The Aesthetic Qualities of Machine Behaviors

Research project at Studio LOOS, 2023.
Algorithms have invaded contemporary life. The invasion is so deep that it is almost invisible at times. With the advent of AI, they have become independent actors – sometimes beyond their creators’ expectations and agendas. They are capable of creating indeterminant and organic cybernetic communication systems which sustain on their own. The process of training AI agents leads to the emergence of a set of behavioral patterns in them. These behaviours define how they act and respond to the inputs. This phenomenon has given rise to a research field called “machine behaviour”, which examines artificial intelligence agents as a class of actors with a specific ecology and expands beyond the discipline of computer science. Moving away from human exceptionalism, all non-human behaviours (generative or performative) and their causal traces can have aesthetic qualities, just like biophonic sounds which result in aesthetic experiences.

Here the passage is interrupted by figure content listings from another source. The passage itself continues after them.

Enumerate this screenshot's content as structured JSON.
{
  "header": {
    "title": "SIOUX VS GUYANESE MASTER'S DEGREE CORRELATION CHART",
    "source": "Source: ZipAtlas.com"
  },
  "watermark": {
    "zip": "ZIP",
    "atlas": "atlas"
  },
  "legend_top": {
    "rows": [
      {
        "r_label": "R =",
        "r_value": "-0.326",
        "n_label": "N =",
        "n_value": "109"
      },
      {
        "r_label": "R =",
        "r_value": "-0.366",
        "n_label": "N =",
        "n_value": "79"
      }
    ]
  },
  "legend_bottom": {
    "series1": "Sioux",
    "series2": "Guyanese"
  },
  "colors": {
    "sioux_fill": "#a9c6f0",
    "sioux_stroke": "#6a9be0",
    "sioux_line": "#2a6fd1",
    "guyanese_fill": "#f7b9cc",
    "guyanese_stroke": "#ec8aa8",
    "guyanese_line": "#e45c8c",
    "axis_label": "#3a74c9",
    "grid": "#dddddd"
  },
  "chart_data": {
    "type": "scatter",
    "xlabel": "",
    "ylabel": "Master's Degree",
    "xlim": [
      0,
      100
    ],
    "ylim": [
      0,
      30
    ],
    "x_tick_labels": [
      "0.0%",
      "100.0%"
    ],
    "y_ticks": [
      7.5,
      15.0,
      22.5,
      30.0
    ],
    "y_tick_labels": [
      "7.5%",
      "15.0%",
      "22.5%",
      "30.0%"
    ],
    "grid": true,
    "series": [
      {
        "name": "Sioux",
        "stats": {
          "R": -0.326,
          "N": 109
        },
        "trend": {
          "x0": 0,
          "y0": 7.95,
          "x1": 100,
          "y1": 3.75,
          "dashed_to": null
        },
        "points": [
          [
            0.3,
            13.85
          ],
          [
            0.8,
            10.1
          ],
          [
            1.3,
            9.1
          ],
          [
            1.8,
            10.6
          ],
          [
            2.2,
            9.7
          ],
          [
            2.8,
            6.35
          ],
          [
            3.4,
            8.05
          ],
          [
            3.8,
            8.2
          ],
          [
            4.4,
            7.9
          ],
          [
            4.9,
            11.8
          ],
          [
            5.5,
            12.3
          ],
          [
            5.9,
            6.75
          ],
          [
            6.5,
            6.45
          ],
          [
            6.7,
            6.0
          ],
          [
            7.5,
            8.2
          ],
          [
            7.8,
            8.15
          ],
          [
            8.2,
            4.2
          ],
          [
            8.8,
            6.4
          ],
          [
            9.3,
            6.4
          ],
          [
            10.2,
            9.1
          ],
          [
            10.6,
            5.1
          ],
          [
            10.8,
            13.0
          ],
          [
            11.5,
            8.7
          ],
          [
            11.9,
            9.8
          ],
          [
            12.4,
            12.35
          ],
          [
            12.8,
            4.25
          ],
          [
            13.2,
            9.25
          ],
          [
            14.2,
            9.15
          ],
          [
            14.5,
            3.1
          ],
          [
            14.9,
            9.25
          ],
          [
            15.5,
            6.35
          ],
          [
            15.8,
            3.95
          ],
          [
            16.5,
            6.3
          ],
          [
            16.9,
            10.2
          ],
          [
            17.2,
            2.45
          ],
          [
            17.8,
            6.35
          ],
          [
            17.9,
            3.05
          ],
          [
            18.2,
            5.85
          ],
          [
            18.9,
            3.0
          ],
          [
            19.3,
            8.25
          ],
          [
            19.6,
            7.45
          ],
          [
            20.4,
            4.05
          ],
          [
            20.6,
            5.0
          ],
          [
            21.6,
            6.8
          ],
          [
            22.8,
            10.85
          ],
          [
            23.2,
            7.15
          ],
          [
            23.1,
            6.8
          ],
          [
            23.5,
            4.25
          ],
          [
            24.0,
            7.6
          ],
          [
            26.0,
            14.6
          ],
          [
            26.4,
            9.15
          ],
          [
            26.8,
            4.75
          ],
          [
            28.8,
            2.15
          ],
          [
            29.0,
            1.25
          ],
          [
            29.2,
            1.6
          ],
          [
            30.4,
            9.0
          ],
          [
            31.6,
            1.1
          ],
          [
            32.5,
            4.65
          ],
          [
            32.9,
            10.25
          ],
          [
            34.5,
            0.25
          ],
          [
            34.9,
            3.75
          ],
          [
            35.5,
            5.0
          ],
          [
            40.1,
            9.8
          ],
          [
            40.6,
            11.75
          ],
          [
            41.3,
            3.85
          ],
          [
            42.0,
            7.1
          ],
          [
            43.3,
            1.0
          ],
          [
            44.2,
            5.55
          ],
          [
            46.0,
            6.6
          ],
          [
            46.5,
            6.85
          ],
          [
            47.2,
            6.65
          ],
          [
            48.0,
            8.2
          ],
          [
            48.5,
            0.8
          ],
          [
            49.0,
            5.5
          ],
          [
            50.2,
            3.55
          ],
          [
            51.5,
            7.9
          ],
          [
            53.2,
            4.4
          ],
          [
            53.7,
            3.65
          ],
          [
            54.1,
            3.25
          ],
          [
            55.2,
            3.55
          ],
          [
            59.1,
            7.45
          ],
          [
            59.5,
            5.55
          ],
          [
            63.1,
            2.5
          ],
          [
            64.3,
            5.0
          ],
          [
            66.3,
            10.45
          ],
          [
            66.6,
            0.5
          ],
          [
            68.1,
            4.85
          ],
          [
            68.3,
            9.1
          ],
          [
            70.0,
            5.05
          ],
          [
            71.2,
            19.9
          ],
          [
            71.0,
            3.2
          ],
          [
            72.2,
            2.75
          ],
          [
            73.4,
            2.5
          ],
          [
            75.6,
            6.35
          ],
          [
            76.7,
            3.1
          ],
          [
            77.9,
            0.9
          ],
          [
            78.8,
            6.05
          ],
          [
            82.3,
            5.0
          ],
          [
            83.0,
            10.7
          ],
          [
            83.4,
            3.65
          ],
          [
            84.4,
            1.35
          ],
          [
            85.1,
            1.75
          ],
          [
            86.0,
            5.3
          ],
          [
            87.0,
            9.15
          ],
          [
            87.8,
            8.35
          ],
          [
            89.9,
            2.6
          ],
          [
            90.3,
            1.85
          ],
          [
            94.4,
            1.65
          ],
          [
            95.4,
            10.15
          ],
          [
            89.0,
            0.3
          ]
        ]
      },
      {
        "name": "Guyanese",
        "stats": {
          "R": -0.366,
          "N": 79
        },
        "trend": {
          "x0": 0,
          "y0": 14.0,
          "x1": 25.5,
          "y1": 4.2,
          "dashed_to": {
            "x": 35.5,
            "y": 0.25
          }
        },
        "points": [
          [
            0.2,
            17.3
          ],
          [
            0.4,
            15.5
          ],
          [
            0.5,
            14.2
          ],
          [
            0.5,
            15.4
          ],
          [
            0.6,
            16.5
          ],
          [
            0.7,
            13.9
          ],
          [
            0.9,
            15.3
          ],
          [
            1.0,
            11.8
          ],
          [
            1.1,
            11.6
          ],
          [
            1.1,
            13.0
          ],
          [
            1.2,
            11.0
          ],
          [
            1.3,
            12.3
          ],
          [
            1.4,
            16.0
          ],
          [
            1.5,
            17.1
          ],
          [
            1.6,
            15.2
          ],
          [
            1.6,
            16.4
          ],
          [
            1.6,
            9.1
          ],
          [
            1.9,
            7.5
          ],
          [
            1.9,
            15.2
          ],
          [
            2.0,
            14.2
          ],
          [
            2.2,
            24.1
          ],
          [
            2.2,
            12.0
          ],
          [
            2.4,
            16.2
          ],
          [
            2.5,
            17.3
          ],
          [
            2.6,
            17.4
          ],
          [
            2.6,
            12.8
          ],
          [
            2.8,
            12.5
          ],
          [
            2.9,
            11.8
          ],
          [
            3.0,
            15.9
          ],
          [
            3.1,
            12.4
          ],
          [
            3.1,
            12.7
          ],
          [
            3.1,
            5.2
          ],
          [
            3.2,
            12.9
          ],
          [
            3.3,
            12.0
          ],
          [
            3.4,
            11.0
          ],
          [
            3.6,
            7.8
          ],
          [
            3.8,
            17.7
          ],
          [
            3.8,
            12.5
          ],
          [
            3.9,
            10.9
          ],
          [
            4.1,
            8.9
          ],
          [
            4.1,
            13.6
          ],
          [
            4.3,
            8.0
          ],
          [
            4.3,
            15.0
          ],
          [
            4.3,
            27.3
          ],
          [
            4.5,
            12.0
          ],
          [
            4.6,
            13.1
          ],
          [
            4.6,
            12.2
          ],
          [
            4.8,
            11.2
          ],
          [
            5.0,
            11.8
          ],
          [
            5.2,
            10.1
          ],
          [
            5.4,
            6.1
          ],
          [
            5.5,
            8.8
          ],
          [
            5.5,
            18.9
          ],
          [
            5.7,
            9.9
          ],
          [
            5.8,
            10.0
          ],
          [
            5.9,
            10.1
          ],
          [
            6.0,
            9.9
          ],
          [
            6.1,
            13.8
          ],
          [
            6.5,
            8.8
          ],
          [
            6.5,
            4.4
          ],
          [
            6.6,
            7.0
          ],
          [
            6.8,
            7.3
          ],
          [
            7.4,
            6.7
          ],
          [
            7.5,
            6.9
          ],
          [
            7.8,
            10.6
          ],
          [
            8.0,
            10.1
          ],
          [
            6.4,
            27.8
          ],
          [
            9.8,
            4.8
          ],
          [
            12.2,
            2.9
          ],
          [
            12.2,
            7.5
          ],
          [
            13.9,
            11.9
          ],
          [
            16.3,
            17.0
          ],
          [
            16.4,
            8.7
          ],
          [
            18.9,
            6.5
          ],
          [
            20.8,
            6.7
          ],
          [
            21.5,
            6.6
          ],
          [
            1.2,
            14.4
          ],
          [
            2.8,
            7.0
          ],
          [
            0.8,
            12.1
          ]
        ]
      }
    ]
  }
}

Photos by Peter van Bergen
Photos by Peter van Bergen

This collaboration-oriented research attempts to examine new aesthetics of machine behaviors in living creative processes by investigating their performativity and behavioral patterns. The research aims to develop two environments (Performative and Generative) that are fully controlled by AI agents based on their interactions with themselves and their surroundings, and are free from human intervention and control. This project has two outcomes, one of which includes two live performances.

Énacteur x Instruments
Two Live quadrophonic human-machine improvisation performances, 20’ x 2
Énacteur is an artificial improvising environment developed in SuperCollider. Énacteur can listen to audio signals, extract audio descriptors, make a compositional decision according to the descriptors, and generate sound in real-time without the necessity of human intervention. Énacteur’s sound generation module includes real-time synthesis and processing, as well as an internal library of pre- recorded sounds. Énacteur is capable of spatial diffusion of the audio output to any number of channels according to the speaker system.
Énacteur will take part in two free improvisation performances, one with a piano player and the other with a trumpet player. In these performances, Ènacteur expresses two different behaviors picked up from two different training sets. The behavior is be shaped by the example datasets it collects from training sessions with each musician.
Énacteur and the collaborating musicians’ sounds mutually influence each other, continuously changing their environment and forming a perceived macro-structure in time. The causality and emergence arising from the interactions of these agents shape self-organising complex behaviors that suggest improvisational features. The performances are investigations on human- machine interactions in free improvisation, and its creative application as models for electroacoustic music compositions.